Ich halte mich gerade in San Antonio, Texas auf, weil ich eingeladen wurde, im Rahmen eines Bildhauersymposiums etwas über die „Bildhauerszene in Berlin“ zu sagen – und natürlich auch zu zeigen. Ich bin also gerade dabei, wie sich´s gehört auf den letzten Drücker, eine Diaschau zum Thema vorzubereiten. Ich sitze mit meinem MacBook auf dem Balkon im dritten Stock und gucke auf den Fluss, der hier allerdings eher ein Kanal im Betonkorsett ist. Hier ist´s tierisch heiß und feucht, und irgendwas macht immer Krach. Wenn nicht gerade die Güterzüge, die ganz in der Nähe mitten auf der Straße fahren, markerschütternd posaunen, als ob der nächste Bahnhof Jericho hieße, startet wenigstens vom Dach gegenüber ein Hubschrauber oder man reißt kurzerhand mal die Straße auf. Dazwischen Tschakken, Kekkern und Krähen wie im Tropenhaus.

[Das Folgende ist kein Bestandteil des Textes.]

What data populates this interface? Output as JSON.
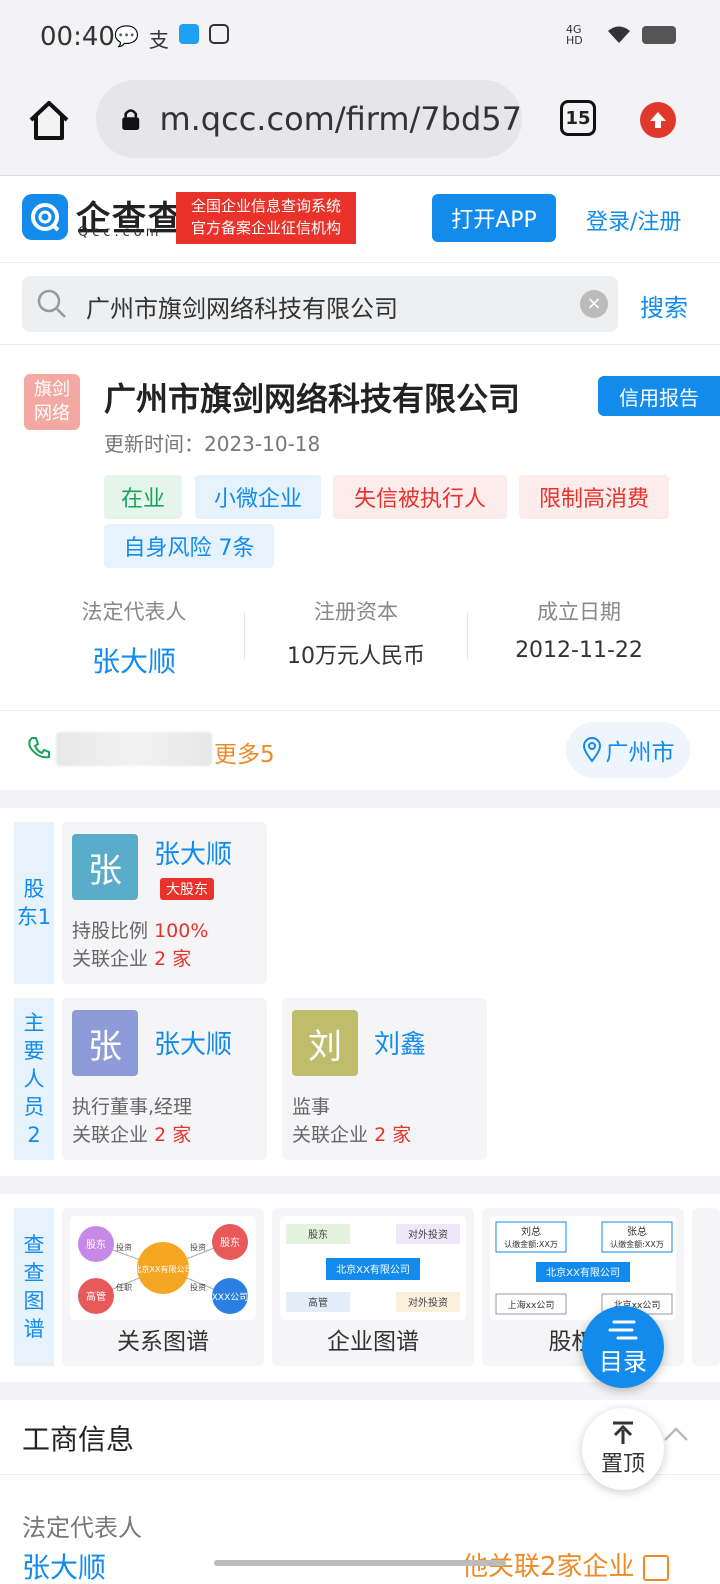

San Antonio ist die siebtgrößte Stadt der USA, und das sieht man ihr gar nicht an. Irgendwie wirkt das hier wie eine Sammlung von staubigen Filmkulissen aus allen amerikanischen Filmen von und mit John Wayne. Allen voran natürlich The Alamo von 1960. Der Schauplatz, eine zur Festung ausgebaute spanische Mission, steht hier tatsächlich mitten in der Stadt herum.
Der ideale Ort, um über so einen Begriff wie „Bildhauerszene“ zu kontemplieren. Hier scheint das alles auch noch einen Sinn zu haben. Die Stadt ist wie gesagt einigermaßen groß, aber die Anzahl der hier lebenden Künstler scheint überschaubar. Und das ist es, glaube ich, auch, was eine Ansammlung von Menschen mit ähnlichem Spezialinteresse zur Szene macht, die Überschaubarkeit. Hier „kennt jeder jeden“ oder hat das jedenfalls als Projektion im Kopf. Man zieht irgendwie an einem Strang und veranstaltet z.B. Bildhauersymposien.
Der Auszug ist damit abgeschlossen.